O pior diagnóstico é aquele em que os sintomas são entendidos como a própria doença. É o equívoco que comete o atual reitor da Universidade de São Paulo (USP), João Grandino Rodas, quando, em entrevista à Folha de S.Paulo1, afirma que a queda da instituição no ranking de avaliação Times Higher Education (THE) está diretamente relacionada a “tomadas violentas de espaço”, referindo-se à recente ocupação da reitoria dessa universidade. Sem entrar na (necessária) discussão do mérito desses indicadores internacionais de classificação, a relação de causalidade proposta por Rodas é, no mínimo, equivocada. Seguindo essa mesma lógica direta, seria possível concluir que as ocupações anteriores da mesma reitoria, em 2007 e 2011, teriam influenciado a subida da USP em 75 posições nesse mesmo ranking em anos anteriores. A inversão do argumento torna evidente o absurdo da correlação sugerida por Rodas. Em certo sentido, tentar opor a “USP líder nos rankings” à “USP palco de protestos” é mais uma tentativa de reduzir a crise da universidade a falsas oposições2. Em outras palavras, é confundir a doença com seu sintoma.

Não é de hoje a resistência da administração central da Universidade de São Paulo em aceitar o sentido profundo dos acontecimentos políticos que vêm se repetindo ao longo de sua história recente. É dessa resistência que se alimenta a recusa sistemática dos dirigentes da USP em aceitar o movimento estudantil como ator político efetivo, o que explica, em parte ao menos, porque as greves e ocupações precisam assumir um caráter progressivamente radical. “Para se fazer ouvir, é preciso gritar.” Esse é um sentimento difundido que, na sua raiz, nega a própria política e ajuda a explicar o mal-estar que impera na USP. Mas, ao contrário do que insiste a reitoria, as explosões do movimento estudantil e seu caráter de enfrentamento cego não se explicam apenas pelos erros e acertos de grupos e indivíduos isolados, e sim pela estrutura de um sistema organizacional que não permite enxergar, além das aparências, o que está na raiz de sua crise.

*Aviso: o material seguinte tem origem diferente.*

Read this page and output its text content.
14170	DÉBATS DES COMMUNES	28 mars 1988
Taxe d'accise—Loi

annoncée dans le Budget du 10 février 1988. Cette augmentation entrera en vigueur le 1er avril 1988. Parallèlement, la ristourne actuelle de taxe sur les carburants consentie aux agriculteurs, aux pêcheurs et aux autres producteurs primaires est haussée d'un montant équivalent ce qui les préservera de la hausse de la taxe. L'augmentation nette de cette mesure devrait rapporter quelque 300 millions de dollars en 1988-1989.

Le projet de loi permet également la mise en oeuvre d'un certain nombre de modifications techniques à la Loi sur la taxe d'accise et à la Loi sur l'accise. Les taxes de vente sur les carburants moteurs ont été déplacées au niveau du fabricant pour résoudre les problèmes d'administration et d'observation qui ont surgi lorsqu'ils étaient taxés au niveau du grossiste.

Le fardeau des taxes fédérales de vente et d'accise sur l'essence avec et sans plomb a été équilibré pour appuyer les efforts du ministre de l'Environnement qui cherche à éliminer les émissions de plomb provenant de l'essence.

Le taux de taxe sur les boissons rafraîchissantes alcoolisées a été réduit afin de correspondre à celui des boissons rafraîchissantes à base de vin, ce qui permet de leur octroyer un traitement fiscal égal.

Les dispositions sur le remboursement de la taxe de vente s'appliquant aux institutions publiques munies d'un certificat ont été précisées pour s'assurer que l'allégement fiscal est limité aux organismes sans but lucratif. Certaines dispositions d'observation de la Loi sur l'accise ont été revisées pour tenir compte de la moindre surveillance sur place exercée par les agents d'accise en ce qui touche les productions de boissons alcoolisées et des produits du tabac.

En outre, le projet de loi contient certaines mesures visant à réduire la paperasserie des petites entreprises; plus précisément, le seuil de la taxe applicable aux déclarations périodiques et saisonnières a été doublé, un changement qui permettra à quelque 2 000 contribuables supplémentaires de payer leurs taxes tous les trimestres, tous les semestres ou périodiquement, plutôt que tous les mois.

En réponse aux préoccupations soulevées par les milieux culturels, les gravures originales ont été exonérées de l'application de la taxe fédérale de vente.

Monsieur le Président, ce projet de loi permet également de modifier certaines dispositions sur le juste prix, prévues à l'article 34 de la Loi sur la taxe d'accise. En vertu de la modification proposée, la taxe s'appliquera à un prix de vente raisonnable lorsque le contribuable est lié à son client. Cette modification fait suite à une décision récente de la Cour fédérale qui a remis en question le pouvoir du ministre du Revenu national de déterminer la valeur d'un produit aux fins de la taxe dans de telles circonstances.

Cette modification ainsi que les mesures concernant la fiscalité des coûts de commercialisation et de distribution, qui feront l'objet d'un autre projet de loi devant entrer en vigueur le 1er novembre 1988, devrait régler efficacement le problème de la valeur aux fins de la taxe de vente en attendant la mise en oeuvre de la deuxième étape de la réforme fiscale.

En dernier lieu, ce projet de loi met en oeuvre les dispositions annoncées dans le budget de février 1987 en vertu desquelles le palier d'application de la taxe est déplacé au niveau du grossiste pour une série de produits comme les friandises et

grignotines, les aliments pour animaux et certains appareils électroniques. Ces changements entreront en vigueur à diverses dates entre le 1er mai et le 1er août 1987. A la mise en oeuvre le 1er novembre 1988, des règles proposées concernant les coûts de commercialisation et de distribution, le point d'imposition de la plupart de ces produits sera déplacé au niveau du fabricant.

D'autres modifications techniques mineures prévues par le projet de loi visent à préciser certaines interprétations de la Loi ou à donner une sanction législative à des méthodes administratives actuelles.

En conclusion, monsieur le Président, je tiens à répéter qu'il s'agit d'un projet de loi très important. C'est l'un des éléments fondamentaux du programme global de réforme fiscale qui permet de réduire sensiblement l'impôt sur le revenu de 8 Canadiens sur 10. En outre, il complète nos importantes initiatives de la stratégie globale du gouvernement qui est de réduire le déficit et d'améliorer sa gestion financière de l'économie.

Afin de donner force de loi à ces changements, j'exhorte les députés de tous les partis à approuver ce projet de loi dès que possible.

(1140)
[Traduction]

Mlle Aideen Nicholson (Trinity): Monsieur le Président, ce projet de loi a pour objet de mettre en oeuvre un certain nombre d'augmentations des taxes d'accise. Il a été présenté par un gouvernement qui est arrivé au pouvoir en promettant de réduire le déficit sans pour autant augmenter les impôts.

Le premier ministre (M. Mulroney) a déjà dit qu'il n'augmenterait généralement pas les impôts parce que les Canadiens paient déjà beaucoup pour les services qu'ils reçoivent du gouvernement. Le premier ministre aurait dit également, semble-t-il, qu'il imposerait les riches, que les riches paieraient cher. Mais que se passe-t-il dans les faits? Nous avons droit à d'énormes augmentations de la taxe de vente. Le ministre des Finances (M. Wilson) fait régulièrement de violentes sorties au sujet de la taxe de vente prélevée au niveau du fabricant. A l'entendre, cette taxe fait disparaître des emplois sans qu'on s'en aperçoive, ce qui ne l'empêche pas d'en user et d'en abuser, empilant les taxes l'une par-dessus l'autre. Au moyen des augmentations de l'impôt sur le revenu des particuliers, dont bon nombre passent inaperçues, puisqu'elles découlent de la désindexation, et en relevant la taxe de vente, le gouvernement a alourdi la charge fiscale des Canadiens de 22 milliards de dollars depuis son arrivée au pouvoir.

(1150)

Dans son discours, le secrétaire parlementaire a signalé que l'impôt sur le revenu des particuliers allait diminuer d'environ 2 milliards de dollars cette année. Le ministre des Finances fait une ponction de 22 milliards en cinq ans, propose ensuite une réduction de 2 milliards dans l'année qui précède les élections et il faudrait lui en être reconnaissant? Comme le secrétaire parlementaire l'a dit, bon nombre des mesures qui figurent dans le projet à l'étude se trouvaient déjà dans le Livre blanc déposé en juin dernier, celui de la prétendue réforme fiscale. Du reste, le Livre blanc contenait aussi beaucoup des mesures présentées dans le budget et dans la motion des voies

Pelo menos desde a década de 1960, mas sobretudo a partir do fortalecimento da luta pela redemocratização do país nos anos 1980, as “diretas já” são palavras de ordem que expressam reivindicações pela democratização das instituições através de alterações na escolha de seus dirigentes. Do mesmo modo e de forma ainda mais profunda, as lutas por “estatuinte”3, correlato institucional da disputa nacional pela Constituinte, traduzem os anseios por reformas democráticas e pela ampliação da participação política nas diferentes instituições. Nos dois casos, entende-se a participação política como um direito fundamental que, nas democracias maduras, não se limita à participação eleitoral stricto sensu, espraiando-se para todas as instituições sociais. Diante disso, é pressuposto que as instituições, em especial as instituições públicas, sejam capazes de responder às reivindicações por democratização, reconhecendo o contexto histórico em que se inserem.

Mas a Universidade de São Paulo, por meio de sua cúpula dirigente, resiste sistematicamente em responder aos movimentos que, por décadas, reivindicam sua democratização interna, seja pela revisão do seu processo eleitoral (como pedem os que querem “diretas já”), seja pela construção democrática das suas regras de funcionamento (como esperam os que exigem uma “estatuinte livre, democrática e soberana”).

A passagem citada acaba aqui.